The world had entered an age of chaos.
No longer were there borders between East and West, between white and yellow, black and brown.
Everything had merged into one — a gray mass of hybrid identities, a blurry space where heritage became a luxury, and the idea of a “pure” human remained only in memory.
An — a living witness of this historic shift — felt it most deeply.
Distinction — once the compass of perception — now melted like ice under the harsh sun.
Westerners no longer preserved their golden hair, porcelain skin, or crystal-blue eyes.
Asians lost their distinct monolids and pale golden tones.
And Black individuals — bearers of radiant night — were diluted to the point of no longer recognizing themselves in the mirror.
Science stood confused.
Culture, disoriented.
Tradition, reduced to fragments in dusty books and forgotten documentaries.
And only one path remained to reclaim ethnic identity and power:
Either rewrite the genetic code entirely. Or eliminate all remaining “other” races.
That was the ultimate dream of those with unyielding ambition:
A world ruled by East Asians — in economy, in politics, in race.
A world where “Asian purity” reigned, and everything Western lay in ashes.
But at what cost?
The price was identity, dignity, and even ancestral memory.

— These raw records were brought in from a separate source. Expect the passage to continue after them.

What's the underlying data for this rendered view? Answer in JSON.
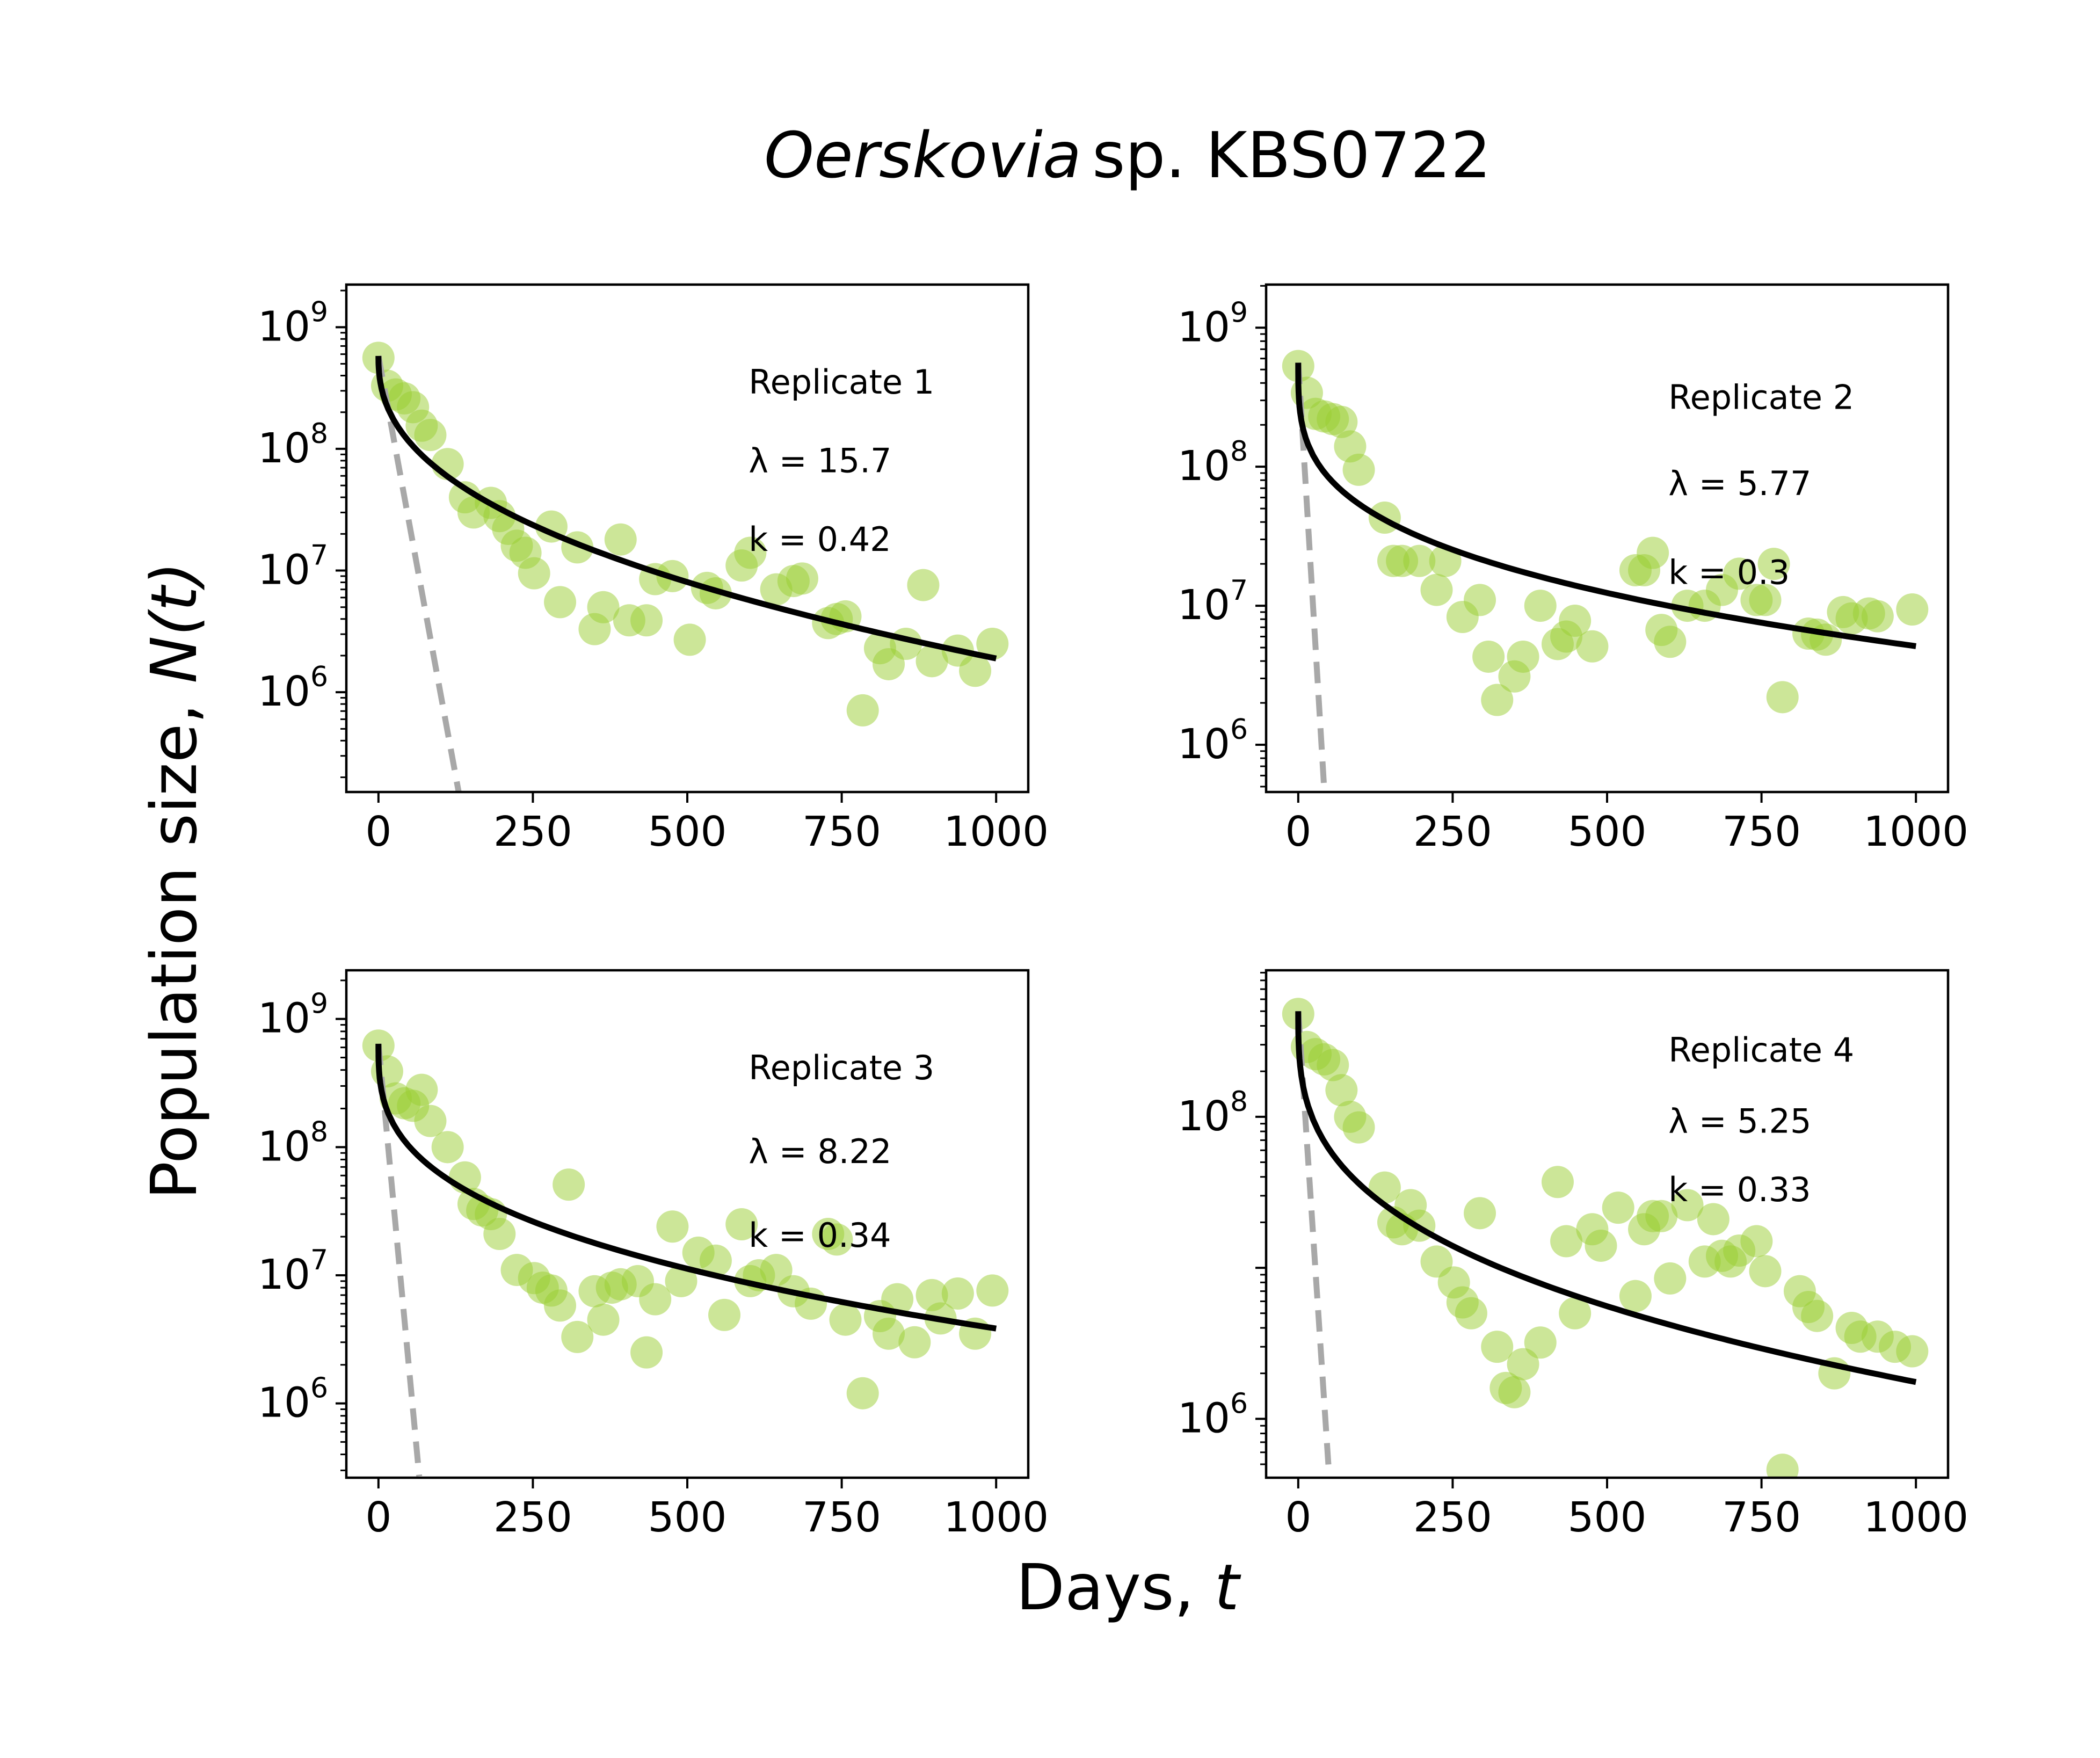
{
  "figure": {
    "title_italic": "Oerskovia",
    "title_rest": "sp. KBS0722",
    "xlabel_prefix": "Days, ",
    "xlabel_var": "t",
    "ylabel_prefix": "Population size, ",
    "ylabel_var": "N(t)"
  },
  "colors": {
    "points": "#9acd32",
    "fit": "#000000",
    "dashed": "#a8a8a8"
  },
  "chart_data": [
    {
      "type": "scatter",
      "replicate_label": "Replicate 1",
      "lambda_label": "λ = 15.7",
      "k_label": "k = 0.42",
      "lambda": 15.7,
      "k": 0.42,
      "yscale": "log",
      "xlim": [
        -52,
        1052
      ],
      "ylim_log10": [
        5.18,
        9.35
      ],
      "xticks": [
        0,
        250,
        500,
        750,
        1000
      ],
      "yticks_exp": [
        6,
        7,
        8,
        9
      ],
      "N0": 580000000,
      "dashed_end": [
        130,
        150000
      ],
      "points": [
        [
          0,
          560000000
        ],
        [
          14,
          330000000
        ],
        [
          28,
          280000000
        ],
        [
          42,
          260000000
        ],
        [
          56,
          220000000
        ],
        [
          70,
          155000000
        ],
        [
          84,
          130000000
        ],
        [
          112,
          75000000
        ],
        [
          140,
          40000000
        ],
        [
          154,
          30000000
        ],
        [
          182,
          36000000
        ],
        [
          196,
          28000000
        ],
        [
          210,
          22000000
        ],
        [
          224,
          16000000
        ],
        [
          238,
          14000000
        ],
        [
          252,
          9500000
        ],
        [
          280,
          23000000
        ],
        [
          294,
          5500000
        ],
        [
          322,
          15500000
        ],
        [
          350,
          3300000
        ],
        [
          364,
          5000000
        ],
        [
          392,
          18000000
        ],
        [
          406,
          3900000
        ],
        [
          434,
          3900000
        ],
        [
          448,
          8500000
        ],
        [
          476,
          9000000
        ],
        [
          504,
          2700000
        ],
        [
          532,
          7200000
        ],
        [
          546,
          6500000
        ],
        [
          588,
          11000000
        ],
        [
          602,
          14000000
        ],
        [
          644,
          7000000
        ],
        [
          672,
          8200000
        ],
        [
          686,
          8600000
        ],
        [
          728,
          3700000
        ],
        [
          742,
          4000000
        ],
        [
          756,
          4200000
        ],
        [
          784,
          710000
        ],
        [
          812,
          2300000
        ],
        [
          826,
          1700000
        ],
        [
          854,
          2500000
        ],
        [
          882,
          7600000
        ],
        [
          896,
          1800000
        ],
        [
          938,
          2200000
        ],
        [
          966,
          1500000
        ],
        [
          994,
          2500000
        ]
      ]
    },
    {
      "type": "scatter",
      "replicate_label": "Replicate 2",
      "lambda_label": "λ = 5.77",
      "k_label": "k = 0.3",
      "lambda": 5.77,
      "k": 0.3,
      "yscale": "log",
      "xlim": [
        -52,
        1052
      ],
      "ylim_log10": [
        5.66,
        9.31
      ],
      "xticks": [
        0,
        250,
        500,
        750,
        1000
      ],
      "yticks_exp": [
        6,
        7,
        8,
        9
      ],
      "N0": 560000000,
      "dashed_end": [
        42,
        480000
      ],
      "points": [
        [
          0,
          530000000
        ],
        [
          14,
          340000000
        ],
        [
          28,
          240000000
        ],
        [
          42,
          230000000
        ],
        [
          56,
          220000000
        ],
        [
          70,
          210000000
        ],
        [
          84,
          140000000
        ],
        [
          98,
          95000000
        ],
        [
          140,
          43000000
        ],
        [
          154,
          21000000
        ],
        [
          168,
          21000000
        ],
        [
          196,
          21000000
        ],
        [
          224,
          13000000
        ],
        [
          238,
          21000000
        ],
        [
          266,
          8300000
        ],
        [
          294,
          11000000
        ],
        [
          308,
          4300000
        ],
        [
          322,
          2100000
        ],
        [
          350,
          3100000
        ],
        [
          364,
          4300000
        ],
        [
          392,
          10000000
        ],
        [
          420,
          5300000
        ],
        [
          434,
          6000000
        ],
        [
          448,
          7800000
        ],
        [
          476,
          5100000
        ],
        [
          546,
          18000000
        ],
        [
          560,
          18000000
        ],
        [
          574,
          24000000
        ],
        [
          588,
          6700000
        ],
        [
          602,
          5500000
        ],
        [
          630,
          10000000
        ],
        [
          658,
          10000000
        ],
        [
          686,
          13000000
        ],
        [
          714,
          17000000
        ],
        [
          742,
          11000000
        ],
        [
          756,
          11000000
        ],
        [
          770,
          20000000
        ],
        [
          784,
          2200000
        ],
        [
          826,
          6300000
        ],
        [
          840,
          6200000
        ],
        [
          854,
          5700000
        ],
        [
          882,
          9000000
        ],
        [
          896,
          8100000
        ],
        [
          924,
          8800000
        ],
        [
          938,
          8400000
        ],
        [
          994,
          9400000
        ]
      ]
    },
    {
      "type": "scatter",
      "replicate_label": "Replicate 3",
      "lambda_label": "λ = 8.22",
      "k_label": "k = 0.34",
      "lambda": 8.22,
      "k": 0.34,
      "yscale": "log",
      "xlim": [
        -52,
        1052
      ],
      "ylim_log10": [
        5.42,
        9.38
      ],
      "xticks": [
        0,
        250,
        500,
        750,
        1000
      ],
      "yticks_exp": [
        6,
        7,
        8,
        9
      ],
      "N0": 640000000,
      "dashed_end": [
        66,
        270000
      ],
      "points": [
        [
          0,
          620000000
        ],
        [
          14,
          390000000
        ],
        [
          28,
          240000000
        ],
        [
          42,
          220000000
        ],
        [
          56,
          210000000
        ],
        [
          70,
          280000000
        ],
        [
          84,
          160000000
        ],
        [
          112,
          100000000
        ],
        [
          140,
          58000000
        ],
        [
          154,
          36000000
        ],
        [
          168,
          32000000
        ],
        [
          182,
          30000000
        ],
        [
          196,
          21000000
        ],
        [
          224,
          11000000
        ],
        [
          252,
          9500000
        ],
        [
          266,
          8000000
        ],
        [
          280,
          7600000
        ],
        [
          294,
          5800000
        ],
        [
          308,
          51000000
        ],
        [
          322,
          3300000
        ],
        [
          350,
          7500000
        ],
        [
          364,
          4500000
        ],
        [
          378,
          8000000
        ],
        [
          392,
          8500000
        ],
        [
          420,
          9000000
        ],
        [
          434,
          2500000
        ],
        [
          448,
          6500000
        ],
        [
          476,
          24000000
        ],
        [
          490,
          9000000
        ],
        [
          518,
          15000000
        ],
        [
          546,
          13000000
        ],
        [
          560,
          4900000
        ],
        [
          588,
          25000000
        ],
        [
          602,
          9000000
        ],
        [
          616,
          10000000
        ],
        [
          644,
          11000000
        ],
        [
          672,
          7500000
        ],
        [
          700,
          6000000
        ],
        [
          728,
          21000000
        ],
        [
          742,
          19000000
        ],
        [
          756,
          4500000
        ],
        [
          784,
          1200000
        ],
        [
          812,
          4800000
        ],
        [
          826,
          3500000
        ],
        [
          840,
          6500000
        ],
        [
          868,
          3000000
        ],
        [
          896,
          7000000
        ],
        [
          910,
          4600000
        ],
        [
          938,
          7200000
        ],
        [
          966,
          3500000
        ],
        [
          994,
          7600000
        ]
      ]
    },
    {
      "type": "scatter",
      "replicate_label": "Replicate 4",
      "lambda_label": "λ = 5.25",
      "k_label": "k = 0.33",
      "lambda": 5.25,
      "k": 0.33,
      "yscale": "log",
      "xlim": [
        -52,
        1052
      ],
      "ylim_log10": [
        5.61,
        8.97
      ],
      "xticks": [
        0,
        250,
        500,
        750,
        1000
      ],
      "yticks_exp": [
        6,
        8
      ],
      "N0": 500000000,
      "dashed_end": [
        50,
        420000
      ],
      "points": [
        [
          0,
          480000000
        ],
        [
          14,
          290000000
        ],
        [
          28,
          260000000
        ],
        [
          42,
          240000000
        ],
        [
          56,
          220000000
        ],
        [
          70,
          150000000
        ],
        [
          84,
          100000000
        ],
        [
          98,
          85000000
        ],
        [
          140,
          34000000
        ],
        [
          154,
          20000000
        ],
        [
          168,
          18000000
        ],
        [
          182,
          26000000
        ],
        [
          196,
          19000000
        ],
        [
          224,
          11000000
        ],
        [
          252,
          8000000
        ],
        [
          266,
          5900000
        ],
        [
          280,
          5000000
        ],
        [
          294,
          23000000
        ],
        [
          322,
          3000000
        ],
        [
          336,
          1600000
        ],
        [
          350,
          1500000
        ],
        [
          364,
          2300000
        ],
        [
          392,
          3200000
        ],
        [
          420,
          37000000
        ],
        [
          434,
          15000000
        ],
        [
          448,
          5000000
        ],
        [
          476,
          18000000
        ],
        [
          490,
          14000000
        ],
        [
          518,
          25000000
        ],
        [
          546,
          6500000
        ],
        [
          560,
          18000000
        ],
        [
          574,
          22000000
        ],
        [
          588,
          22000000
        ],
        [
          602,
          8500000
        ],
        [
          630,
          26000000
        ],
        [
          658,
          11000000
        ],
        [
          672,
          21000000
        ],
        [
          686,
          12000000
        ],
        [
          700,
          11000000
        ],
        [
          714,
          13000000
        ],
        [
          742,
          15000000
        ],
        [
          756,
          9500000
        ],
        [
          784,
          460000
        ],
        [
          812,
          7000000
        ],
        [
          826,
          5500000
        ],
        [
          840,
          4800000
        ],
        [
          868,
          2000000
        ],
        [
          896,
          4000000
        ],
        [
          910,
          3500000
        ],
        [
          938,
          3500000
        ],
        [
          966,
          3000000
        ],
        [
          994,
          2800000
        ]
      ]
    }
  ]
}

An — with a body shaped by three bloodlines — became a symbol of dislocation.
She was no longer French.
Not entirely Vietnamese.
Nor fully Chinese.
She was everything.
And nothing.
And in that ambiguity, she was constantly torn between past and present, between homeland and foreign land, between what was “pure” and what was “plural.”
She asked herself:
“If I abandon the West to return to Asia, will I still be me?
If I betray the foreign blood in my veins, who will forgive me?

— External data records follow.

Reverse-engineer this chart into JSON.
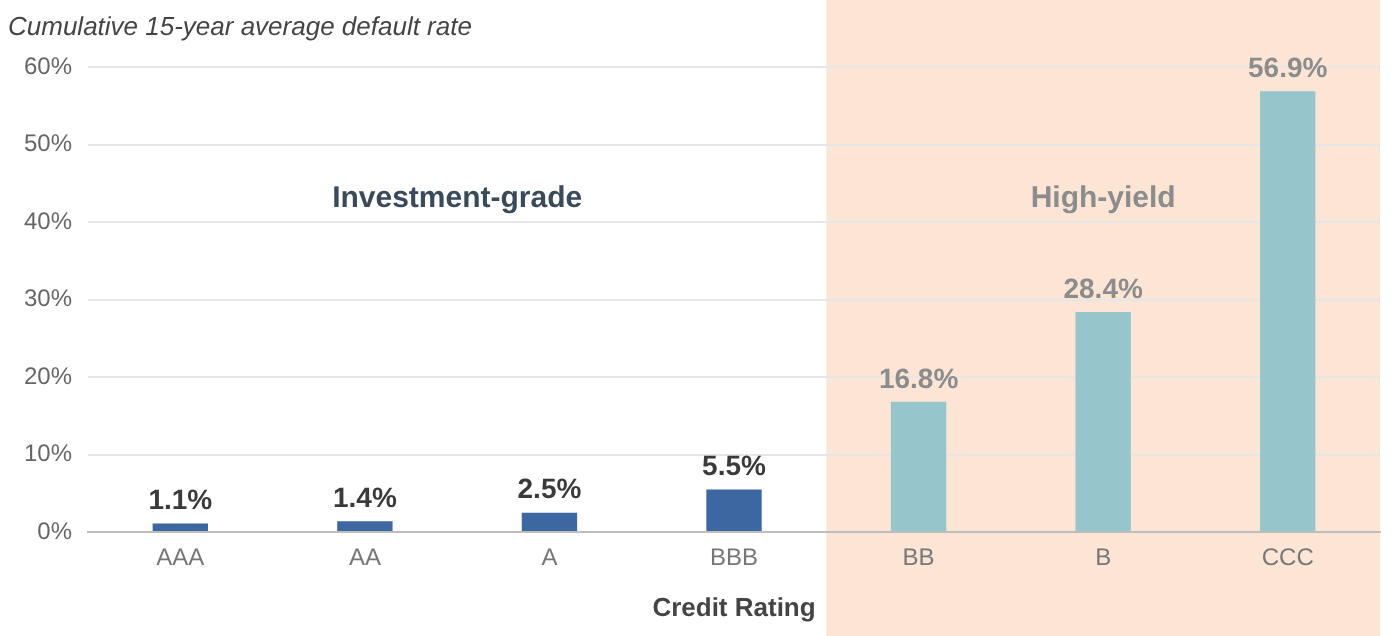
{
  "chart_data": {
    "type": "bar",
    "title": "Cumulative 15-year average default rate",
    "xlabel": "Credit Rating",
    "categories": [
      "AAA",
      "AA",
      "A",
      "BBB",
      "BB",
      "B",
      "CCC"
    ],
    "values": [
      1.1,
      1.4,
      2.5,
      5.5,
      16.8,
      28.4,
      56.9
    ],
    "colors": [
      "#3c67a0",
      "#3c67a0",
      "#3c67a0",
      "#3c67a0",
      "#96c6cc",
      "#96c6cc",
      "#96c6cc"
    ],
    "value_labels": [
      "1.1%",
      "1.4%",
      "2.5%",
      "5.5%",
      "16.8%",
      "28.4%",
      "56.9%"
    ],
    "ylim": [
      0,
      60
    ],
    "yticks": [
      {
        "value": 0,
        "label": "0%"
      },
      {
        "value": 10,
        "label": "10%"
      },
      {
        "value": 20,
        "label": "20%"
      },
      {
        "value": 30,
        "label": "30%"
      },
      {
        "value": 40,
        "label": "40%"
      },
      {
        "value": 50,
        "label": "50%"
      },
      {
        "value": 60,
        "label": "60%"
      }
    ],
    "grid": "y",
    "bands": [
      {
        "axis": "x",
        "from": "BB",
        "to": "CCC",
        "label": "High-yield",
        "color": "#fce5d5"
      }
    ],
    "annotations": [
      "Investment-grade"
    ]
  }
}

If I continue to live, to replicate myself through future generations, am I passing on pain — not hope?”
And she knew:
The answer lay nowhere else but within herself.
New generations of An came into the world — carrying the marks of intermingling: eyes that held both East and West, hearts that throbbed with restlessness.
They were haunted by a false philosophy:
That only purity is glory, that only uniformity brings strength.
But the truth is:
Only through hybridity do humans learn their limits.
Only through the pain of belonging nowhere do they learn to love everyone.
From the shadows of history, a flicker of light emerged — the light of truth:
That dreams of racial supremacy are hollow.
That honor does not come from skin color or origin, but from how a person lives, how a people love one another.
And only when we relinquish insatiable greed —
only when we release the obsession with dominating the world —
can humanity truly begin its journey of becoming human.
An closed her eyes.
A droplet fell from the corner.
Not a tear —
but a bead of blood, blended from three ancestral rivers.
And she whispered into the wind:
“If there is reincarnation...
please don’t make me choose again.
Let me just be myself — undivided, unmasked, unburdened by hate.”